Same Program. When the news got to Washington, it was evening. President Johnson was in the midst of making a champagne toast at a White House dinner when an aide handed him a small brown envelope. While a segment of his toast was being translated into French for foreign guests, the President read the message. His face tightened, and he stumbled slightly over his words as he continued the toast. Even as he talked, Johnson handed the note to Secretary of State Dean Rusk, seated near him. Rusk read it and quickly left the room. Later the President, in quiet fury, circulated word of the bombing among his guests.
Next day the President issued a blistering statement: "Outrages like this will only reinforce the determination of the American people and Government to continue and to strengthen their assistance and support for the people and government of Viet Nam." Johnson, Rusk, Defense Secretary Robert McNamara and Foreign Policy Adviser McGeorge Bundy decided not to launch any massive attack against North Viet Nam in specific retaliation for the bombing. After a long session with the President, Ambassador Taylor said: "We are simply going to stay on our program of doing what we did before. We've just got to do what we have been doing more effectively."
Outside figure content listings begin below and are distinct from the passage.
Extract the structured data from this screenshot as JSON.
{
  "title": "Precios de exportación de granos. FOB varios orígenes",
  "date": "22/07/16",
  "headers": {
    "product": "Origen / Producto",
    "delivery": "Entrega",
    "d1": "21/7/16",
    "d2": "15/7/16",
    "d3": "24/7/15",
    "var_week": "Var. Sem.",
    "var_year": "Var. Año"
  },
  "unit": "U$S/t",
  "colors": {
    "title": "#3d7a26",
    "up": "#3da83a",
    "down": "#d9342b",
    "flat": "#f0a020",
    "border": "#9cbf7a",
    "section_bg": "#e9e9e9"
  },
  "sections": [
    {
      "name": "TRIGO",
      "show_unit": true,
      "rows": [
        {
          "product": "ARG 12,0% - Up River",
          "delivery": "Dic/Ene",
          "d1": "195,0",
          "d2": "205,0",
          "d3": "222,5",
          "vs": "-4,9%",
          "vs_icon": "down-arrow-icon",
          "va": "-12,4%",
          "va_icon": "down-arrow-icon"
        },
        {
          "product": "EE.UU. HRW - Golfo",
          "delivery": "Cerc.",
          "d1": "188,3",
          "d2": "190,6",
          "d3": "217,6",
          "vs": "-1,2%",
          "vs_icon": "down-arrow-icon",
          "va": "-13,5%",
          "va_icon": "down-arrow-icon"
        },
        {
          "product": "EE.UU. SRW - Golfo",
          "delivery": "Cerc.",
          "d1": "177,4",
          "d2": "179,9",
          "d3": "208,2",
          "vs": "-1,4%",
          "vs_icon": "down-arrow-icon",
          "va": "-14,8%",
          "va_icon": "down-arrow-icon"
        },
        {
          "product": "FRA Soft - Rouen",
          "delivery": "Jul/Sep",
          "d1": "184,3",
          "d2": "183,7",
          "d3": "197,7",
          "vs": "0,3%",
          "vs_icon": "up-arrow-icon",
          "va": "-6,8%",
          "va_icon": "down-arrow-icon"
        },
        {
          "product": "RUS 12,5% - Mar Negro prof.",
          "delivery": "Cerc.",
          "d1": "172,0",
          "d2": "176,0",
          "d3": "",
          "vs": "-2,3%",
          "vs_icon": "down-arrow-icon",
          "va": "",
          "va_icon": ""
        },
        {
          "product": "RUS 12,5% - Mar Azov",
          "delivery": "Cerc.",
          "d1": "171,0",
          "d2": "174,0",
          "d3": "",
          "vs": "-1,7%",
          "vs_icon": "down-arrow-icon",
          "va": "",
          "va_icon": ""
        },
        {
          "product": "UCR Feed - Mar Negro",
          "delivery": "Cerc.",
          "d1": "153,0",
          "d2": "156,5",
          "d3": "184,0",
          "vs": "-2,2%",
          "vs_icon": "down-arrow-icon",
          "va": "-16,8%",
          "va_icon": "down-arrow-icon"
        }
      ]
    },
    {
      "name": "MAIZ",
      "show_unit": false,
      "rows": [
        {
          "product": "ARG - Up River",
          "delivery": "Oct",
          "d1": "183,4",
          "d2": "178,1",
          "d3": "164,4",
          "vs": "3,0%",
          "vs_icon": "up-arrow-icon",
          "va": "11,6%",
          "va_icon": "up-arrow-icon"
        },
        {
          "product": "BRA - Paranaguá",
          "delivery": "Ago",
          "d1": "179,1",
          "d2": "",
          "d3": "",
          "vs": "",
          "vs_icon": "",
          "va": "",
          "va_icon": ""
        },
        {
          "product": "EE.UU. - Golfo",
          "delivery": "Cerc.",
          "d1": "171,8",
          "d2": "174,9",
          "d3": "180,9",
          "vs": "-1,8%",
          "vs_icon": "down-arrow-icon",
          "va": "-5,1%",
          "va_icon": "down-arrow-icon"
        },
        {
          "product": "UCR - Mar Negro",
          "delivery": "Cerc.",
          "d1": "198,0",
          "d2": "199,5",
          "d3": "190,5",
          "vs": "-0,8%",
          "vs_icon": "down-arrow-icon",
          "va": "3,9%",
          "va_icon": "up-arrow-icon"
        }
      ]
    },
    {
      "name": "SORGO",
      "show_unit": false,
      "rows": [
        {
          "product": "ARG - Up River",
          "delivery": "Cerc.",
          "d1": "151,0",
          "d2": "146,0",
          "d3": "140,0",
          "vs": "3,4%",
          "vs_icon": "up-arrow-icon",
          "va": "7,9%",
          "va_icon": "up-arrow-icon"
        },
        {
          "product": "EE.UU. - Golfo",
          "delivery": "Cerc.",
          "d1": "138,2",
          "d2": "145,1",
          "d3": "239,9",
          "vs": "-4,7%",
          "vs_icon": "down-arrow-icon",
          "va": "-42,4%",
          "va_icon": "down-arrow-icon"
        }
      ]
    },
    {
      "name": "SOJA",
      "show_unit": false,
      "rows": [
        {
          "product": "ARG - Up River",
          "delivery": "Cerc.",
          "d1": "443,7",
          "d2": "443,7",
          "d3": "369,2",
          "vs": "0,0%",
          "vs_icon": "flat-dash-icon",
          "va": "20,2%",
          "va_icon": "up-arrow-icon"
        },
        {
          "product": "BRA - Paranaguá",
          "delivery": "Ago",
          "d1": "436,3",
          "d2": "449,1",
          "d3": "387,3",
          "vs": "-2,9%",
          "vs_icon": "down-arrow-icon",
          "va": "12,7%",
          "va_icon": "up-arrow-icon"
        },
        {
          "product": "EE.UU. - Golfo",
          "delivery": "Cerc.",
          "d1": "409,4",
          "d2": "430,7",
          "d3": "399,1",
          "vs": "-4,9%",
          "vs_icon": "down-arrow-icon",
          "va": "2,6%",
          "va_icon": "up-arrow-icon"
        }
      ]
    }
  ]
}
Through the week, U.S. and South Vietnamese forces continued to do what they had been doing--hitting North Viet Nam and the Viet Cong with bombs and ground fire (see THE WORLD). To make the U.S. commitment more effective, the President agreed with Taylor's request to send more men, money and equipment into the war. Several thousand more U.S. troops would be dispatched to beef up the 27,500-man contingent there now, and another 160,000 men would be added to the existing South Vietnamese military force of over half a million. Should the Red Chinese choose to intervene with ground forces, some 350,000 U.S. troops could be thrown into the war, according to a longstanding Administration contingency plan.
Twittering Doves. Meanwhile, U.S. air strikes were intensified--and extended farther to the north. There was a considerable twittering among the doves, and complaints that the bombings had so far produced no tangible results. Before he returned to Saigon at week's end, Taylor replied to them: "I think that it is premature, too early to see any great visible sign. What I do see is a very notable increase in morale and confidence." The President, too, remained adamant, told a press conference: "I think that we are following a course of action that is calculated to best represent the interests of this nation, and beyond that I see no good that would flow from prophecies or predictions."
The U.S. course of action may have brought at least one result: there were new indications all last week that the Hanoi regime might be softening toward the idea of negotiating a ceasefire and, eventually, a full settlement that might not require a complete pull-out of U.S. forces from Southeast Asia. But the negotiating table remained a long way off. Viet Nam was still a bloody, violent battlefield, and U.S. forces were committed to an ugly war. Last week alone, seven Americans died in combat. And Saigon was rife with new rumors to the effect that Viet Cong suicide teams were taking aim on their next target: the six-story, glass-walled United States Information Service building.